Texting like an old man
Published 5:00 am Monday, May 20, 2024
A great blessing I enjoy when I am not on traveling the highways and byways of America is to be the designated Uber driver for my sweet grandbabies Spencer and Kairi, providing transportation to school early in the morning.
On one such occurrence recently, my phone began to announce a text had arrived and since Ubering and texting do not mix my darling Kairi, from her front seat perch, asked if she could provide assistance.
The text was from a colleague in ministry and thus several texts were received and answered accordingly, setting up a meeting later in the week.
When the exchange finally came to an end and my new assistant in the seat next to me placed my phone back its respective holder, she then remarked with a side of pre-teen laughter, “Papaw, you text like an old man!”
“Why, whatever do you mean young lady?” I responded with a curious smile.
“I mean, you text just like you speak,” came the quick response.
“How else could I text?,” came my puzzled reply.
It seems that there is a great chasm between the way those in my generation communicate via text and that of a younger sort!
Social Links for Ben Cost in the New York Post recently provided much needed insight.
In an article titled, “The way you text reveals if you’re a boomer, millennial or Gen Z; fashion, vernacular and musical preferences aren’t the only cultural indicators of age. A digital wizard claims he can tell whether someone’s a boomer, millennial or Generation Z solely based on how they text.
Tech influencer Tyler Morgan proceeds to rattle off the telltale signs of each like the digital equivalent of a wine vintner determining a tipple’s vintage.
Texting with one hand is the hallmark of Zoomer phone… typing accurately with both thumbs is a habit that straddles both millennial and Zoomer generations, per the digital detective.
In fact, Morgan declares that people stay at this “thumb tapping” age until their 50s — the threshold for most Gen Xers, born from 1965 to 1980 — after which they start typing with a thumb and index finger.
Meanwhile, the elder baby boomers — those born between 1946 and 1964 — tend to do away with the thumb and just poke the buttons with their pointer digit.
“You’re getting up there when you’re doing that,” declared Morgan of the “one finger tap” method.
He continues, it’s not just typing techniques that potentially indicate a person’s age — users can reportedly glean one’s generation from the style of their digital correspondence, as well.
For instance, Zoomers claim that using proper punctuation and capital letters while texting is the telltale sign that someone’s older.”
Who me?
Words matter.

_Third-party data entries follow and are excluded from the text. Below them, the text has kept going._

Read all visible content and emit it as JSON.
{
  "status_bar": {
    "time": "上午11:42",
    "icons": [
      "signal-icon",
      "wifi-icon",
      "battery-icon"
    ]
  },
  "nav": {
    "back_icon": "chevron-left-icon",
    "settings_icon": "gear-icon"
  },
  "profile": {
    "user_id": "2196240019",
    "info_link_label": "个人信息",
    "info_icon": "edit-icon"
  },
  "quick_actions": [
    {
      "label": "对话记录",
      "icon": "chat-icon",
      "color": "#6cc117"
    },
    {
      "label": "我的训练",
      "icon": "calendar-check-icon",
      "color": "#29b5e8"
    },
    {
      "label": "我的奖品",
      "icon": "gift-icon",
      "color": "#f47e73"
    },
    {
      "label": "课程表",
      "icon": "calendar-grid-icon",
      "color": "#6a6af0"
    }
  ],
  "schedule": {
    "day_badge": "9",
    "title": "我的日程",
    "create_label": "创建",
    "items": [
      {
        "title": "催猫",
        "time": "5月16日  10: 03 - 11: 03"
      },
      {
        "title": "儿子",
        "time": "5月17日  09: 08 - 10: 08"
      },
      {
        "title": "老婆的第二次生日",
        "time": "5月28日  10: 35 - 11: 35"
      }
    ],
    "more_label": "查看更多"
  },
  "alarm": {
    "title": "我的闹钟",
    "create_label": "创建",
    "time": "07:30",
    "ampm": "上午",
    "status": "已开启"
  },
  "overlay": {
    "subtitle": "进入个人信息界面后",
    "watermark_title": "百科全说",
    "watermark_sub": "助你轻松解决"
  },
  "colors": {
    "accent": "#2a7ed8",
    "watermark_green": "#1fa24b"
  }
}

In fact, God used words to create.
“In the beginning God created the heaven and the earth. And the earth was without form, and void; and darkness was upon the face of the deep. And the Spirit of God moved upon the face of the waters. And God said, Let there be light: and there was light. And God saw the light, that it was good: and God divided the light from the darkness. And God called the light Day, and the darkness he called Night. And the evening and the morning were the first day.” Over and over in this first chapter of the Bible we are told that “God said”, and boy, when God said, things happened! But did you notice it was all good?
Located in the book of John, the last gospel penned for us in the New Testament, we find these words, “And many other signs truly did Jesus in the presence of his disciples, which are not written in this book: But these are written, that ye might believe that Jesus is the Christ, the Son of God; and that believing ye might have life through his name.” God wonderfully inserts in his book, for all of us to hear, the intentions that lay behind all that is written. That we might have a personal relationship with Him through Jesus Christ.
Words are important, aren’t they? Our words hold great significance, what we do with them, how we use them, what we say and how we say it.
But perhaps more important are the words of God…what we do with them, how we use them and how we respond to what God says.
A businessman well known for his ruthlessness once announced to writer Mark Twain, “Before I die, I mean to make a pilgrimage to the Holy Land. I will climb Mount Sinai and read the 10 Commandments aloud at the top.”
“I have a better idea,” replied Twain. “You could stay in here in America and just keep them.”
Kairi in her mode of conversing with her friends employs several short and fast acronyms to effectively spell out her thoughts and engage in conversation, I, like many reading this column, prefer a more detailed and punctuated approach.
However you type it, truth is still the truth, and the bottom line is, young or old, what we do with the word of God is all that matters when the last chapter is written.
Tim Throckmorton is the national director of Family Resource Council’s Community Impact Teams.